“Uh huh,” she said. Blueish light illuminated her face as she held her phone in front of her eyes.
“You never want to talk anymore. You’re so distant. I can’t remember the last time we even kissed.” The painful accusations spilled from his mouth as she remained in bed. He waited for a response, but got none, so he proceeded, “Look, we need to talk about this. I feel like I’m losing my best friend.”
She sighed and glanced over at him. “I just woke up. It’s my day off and I just want to relax. Is that so much to ask? I’m tired of your insecurity.” The blue glow returned again to her face.
It had been like this for the past year, the distance slowly but steadily grew between them. The more he sought her attention, the more distant she became. And the more distant she became, the more his insecurity and desperation swelled.

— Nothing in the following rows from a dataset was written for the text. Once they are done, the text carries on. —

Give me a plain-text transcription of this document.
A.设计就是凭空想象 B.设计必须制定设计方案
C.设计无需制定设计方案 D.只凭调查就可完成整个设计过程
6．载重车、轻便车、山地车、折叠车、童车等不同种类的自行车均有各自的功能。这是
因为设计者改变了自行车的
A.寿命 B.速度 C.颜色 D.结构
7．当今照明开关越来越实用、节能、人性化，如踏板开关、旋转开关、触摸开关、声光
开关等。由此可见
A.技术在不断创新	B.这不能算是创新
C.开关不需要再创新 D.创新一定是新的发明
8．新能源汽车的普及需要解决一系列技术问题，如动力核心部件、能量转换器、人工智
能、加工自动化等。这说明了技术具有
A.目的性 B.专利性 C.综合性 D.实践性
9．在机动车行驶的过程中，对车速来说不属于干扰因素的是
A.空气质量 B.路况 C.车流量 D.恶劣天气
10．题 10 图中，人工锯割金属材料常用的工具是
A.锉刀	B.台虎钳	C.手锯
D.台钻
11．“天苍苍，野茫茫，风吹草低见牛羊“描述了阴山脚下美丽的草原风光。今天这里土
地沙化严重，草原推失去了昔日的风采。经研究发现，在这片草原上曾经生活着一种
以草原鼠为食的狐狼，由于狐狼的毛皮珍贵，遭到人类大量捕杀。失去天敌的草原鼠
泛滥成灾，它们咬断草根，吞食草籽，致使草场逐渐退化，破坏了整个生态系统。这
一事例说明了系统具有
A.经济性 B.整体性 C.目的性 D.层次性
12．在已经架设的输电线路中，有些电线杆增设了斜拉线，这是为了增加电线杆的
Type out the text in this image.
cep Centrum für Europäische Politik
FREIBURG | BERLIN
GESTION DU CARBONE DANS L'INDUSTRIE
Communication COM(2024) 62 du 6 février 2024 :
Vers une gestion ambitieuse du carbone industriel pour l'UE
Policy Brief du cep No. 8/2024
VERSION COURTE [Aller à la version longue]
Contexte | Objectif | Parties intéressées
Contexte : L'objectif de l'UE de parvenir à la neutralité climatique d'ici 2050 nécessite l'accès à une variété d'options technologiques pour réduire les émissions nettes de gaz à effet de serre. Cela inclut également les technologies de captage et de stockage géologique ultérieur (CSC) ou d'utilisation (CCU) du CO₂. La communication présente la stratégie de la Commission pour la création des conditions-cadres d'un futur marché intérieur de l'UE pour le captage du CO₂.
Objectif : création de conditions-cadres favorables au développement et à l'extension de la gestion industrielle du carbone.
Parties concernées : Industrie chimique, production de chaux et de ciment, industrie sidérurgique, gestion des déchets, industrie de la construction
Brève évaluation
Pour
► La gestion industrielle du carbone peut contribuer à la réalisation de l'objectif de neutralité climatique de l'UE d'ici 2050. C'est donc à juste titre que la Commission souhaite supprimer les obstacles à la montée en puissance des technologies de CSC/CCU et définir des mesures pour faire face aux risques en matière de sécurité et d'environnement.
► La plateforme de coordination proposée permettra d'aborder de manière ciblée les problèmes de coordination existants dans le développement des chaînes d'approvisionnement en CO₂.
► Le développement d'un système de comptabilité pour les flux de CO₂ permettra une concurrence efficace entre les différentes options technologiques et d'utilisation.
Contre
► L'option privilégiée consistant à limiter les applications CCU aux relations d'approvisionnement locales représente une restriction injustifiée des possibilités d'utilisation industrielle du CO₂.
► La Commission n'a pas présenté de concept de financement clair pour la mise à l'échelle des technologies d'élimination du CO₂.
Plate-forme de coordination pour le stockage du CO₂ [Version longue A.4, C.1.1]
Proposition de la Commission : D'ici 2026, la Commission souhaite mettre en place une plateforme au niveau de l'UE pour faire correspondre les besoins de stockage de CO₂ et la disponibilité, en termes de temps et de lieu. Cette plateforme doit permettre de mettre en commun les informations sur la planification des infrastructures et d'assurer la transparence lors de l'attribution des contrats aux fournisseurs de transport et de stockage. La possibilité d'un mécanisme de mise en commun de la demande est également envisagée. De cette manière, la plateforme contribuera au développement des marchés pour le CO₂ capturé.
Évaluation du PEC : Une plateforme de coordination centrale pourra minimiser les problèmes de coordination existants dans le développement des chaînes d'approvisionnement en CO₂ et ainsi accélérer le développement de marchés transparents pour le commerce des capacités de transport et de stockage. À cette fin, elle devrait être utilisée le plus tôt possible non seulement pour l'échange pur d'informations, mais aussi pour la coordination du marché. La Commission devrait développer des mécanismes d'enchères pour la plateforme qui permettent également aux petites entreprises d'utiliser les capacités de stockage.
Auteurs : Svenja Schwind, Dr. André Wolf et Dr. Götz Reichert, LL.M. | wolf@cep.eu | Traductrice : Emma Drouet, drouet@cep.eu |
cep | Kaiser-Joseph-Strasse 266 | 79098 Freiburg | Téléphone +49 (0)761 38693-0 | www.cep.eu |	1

He didn’t know what to do, and everything he tried only seemed to make things worse. He didn’t understand why she didn’t just break up with him and end it all. Maybe it was because he was paying the rent—“No,” he told himself, “you can’t think that way. She’s just going through a rough patch in life. It’s understandable that she’s been depressed and distant.”
Myriad expressions crossed his face as he ruminated. Then the thought came again—the one that he hated. It had been popping up more frequently as time went on. Last week, he even had a dream in which he finally went through with it. He didn’t want to admit it, but he felt relieved when he woke up. He pressed the thought down again. He believed in the power of love! What about all the years when things were good?
Nothing he said ever got her attention, much less turned things around. He wanted to believe—wanted to make things right again. After all, she was still here, right? She must have some hope of things improving as well, right? Why else would they still be sleeping in the same bed?
Such justifications are only believable at first. After several months, they just start sounding like excuses. The voice in his head sounded again. He wanted to ignore it, but it was overpowering. This was the end. The words had been on the tip of his tongue for months now. Then it just seemed to happen. It wasn’t even him saying the words. The words themselves forced their way out of his mouth. He was detached, a third party watching the scene unfold as the statement spilled out of his mouth.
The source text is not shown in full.